The indigenous activist Tarcila Rivera Zea noted that whatever the outcome of the national elections on Sunday, April 11, regardless of who wins, indigenous peoples will remain absent “in the state body that develops and establishes the laws governing our lives and the fate of our peoples and cultures.”
According to the 2017 National Census, 26% of the national population self-identified as members of one of the 55 indigenous peoples in Peru. This equates to 5,985,551 indigenous people, of which 51.5% are women. Contrary to popular belief, the majority resides in cities, with Lima being the province with the highest density of indigenous population throughout
“Electoral laws today only oblige political parties to include us in the lists for municipal and regional elections but considering the results of the census we demand to rethink the quotas or presentation formulas of our peoples,” Rivera explained. For the president of the CHIRAPAQ indigenous association, it is imperative that the ethnic self-identification of congressional candidates for the presidency, vice presidency, Congress, and the Andean parliament be included in their notarized resume.
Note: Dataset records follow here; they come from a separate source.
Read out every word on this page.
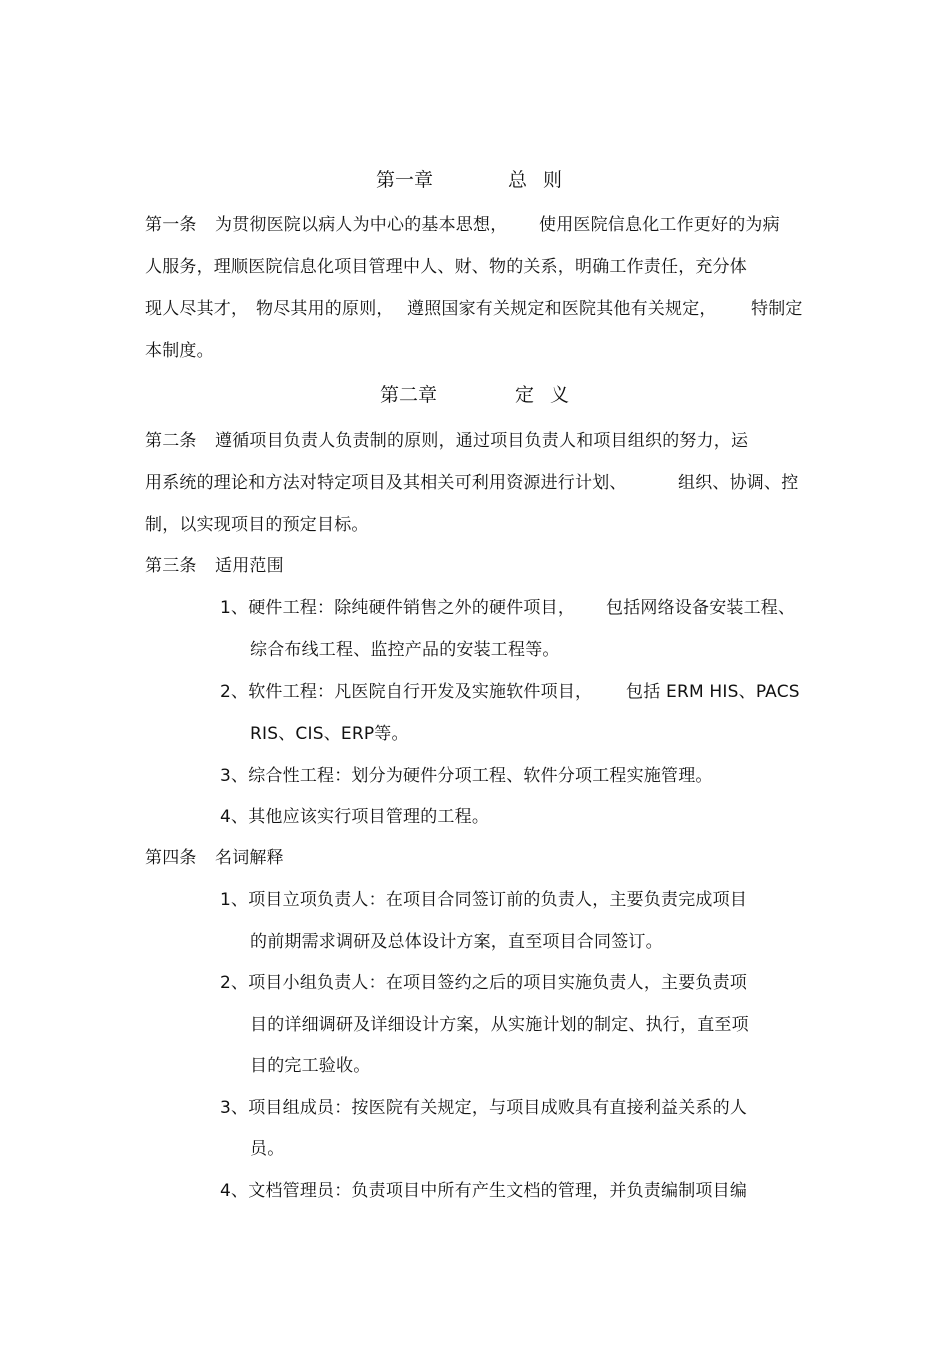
第一章	总则
第一条 为贯彻医院以病人为中心的基本思想， 使用医院信息化工作更好的为病
人服务，理顺医院信息化项目管理中人、财、物的关系，明确工作责任，充分体
现人尽其才， 物尽其用的原则， 遵照国家有关规定和医院其他有关规定， 特制定
本制度。
第二章	定义
第二条 遵循项目负责人负责制的原则，通过项目负责人和项目组织的努力，运
用系统的理论和方法对特定项目及其相关可利用资源进行计划、	组织、协调、控
制，以实现项目的预定目标。
第三条 适用范围
1、硬件工程：除纯硬件销售之外的硬件项目， 包括网络设备安装工程、
综合布线工程、监控产品的安装工程等。
2、软件工程：凡医院自行开发及实施软件项目， 包括 ERM HIS、PACS
RIS、CIS、ERP等。
3、综合性工程：划分为硬件分项工程、软件分项工程实施管理。
4、其他应该实行项目管理的工程。
第四条 名词解释
1、项目立项负责人：在项目合同签订前的负责人，主要负责完成项目
的前期需求调研及总体设计方案，直至项目合同签订。
2、项目小组负责人：在项目签约之后的项目实施负责人，主要负责项
目的详细调研及详细设计方案，从实施计划的制定、执行，直至项
目的完工验收。
3、项目组成员：按医院有关规定，与项目成败具有直接利益关系的人
员。
4、文档管理员：负责项目中所有产生文档的管理，并负责编制项目编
In 2019, the Final Report of the High-Level Commission for Political Reform, or Tuesta Commission, recommended that every 150,000 voters should be represented by at least one congressperson. Taking the latest census into account, how many legislators should represent the 26% of the national population that self-identify as indigenous? “The progressive inclusion
of ethnicity in the electoral rolls, and a shift to quota formulas that ensure the representation of our peoples in Congress is still a pending task of the State,” she said.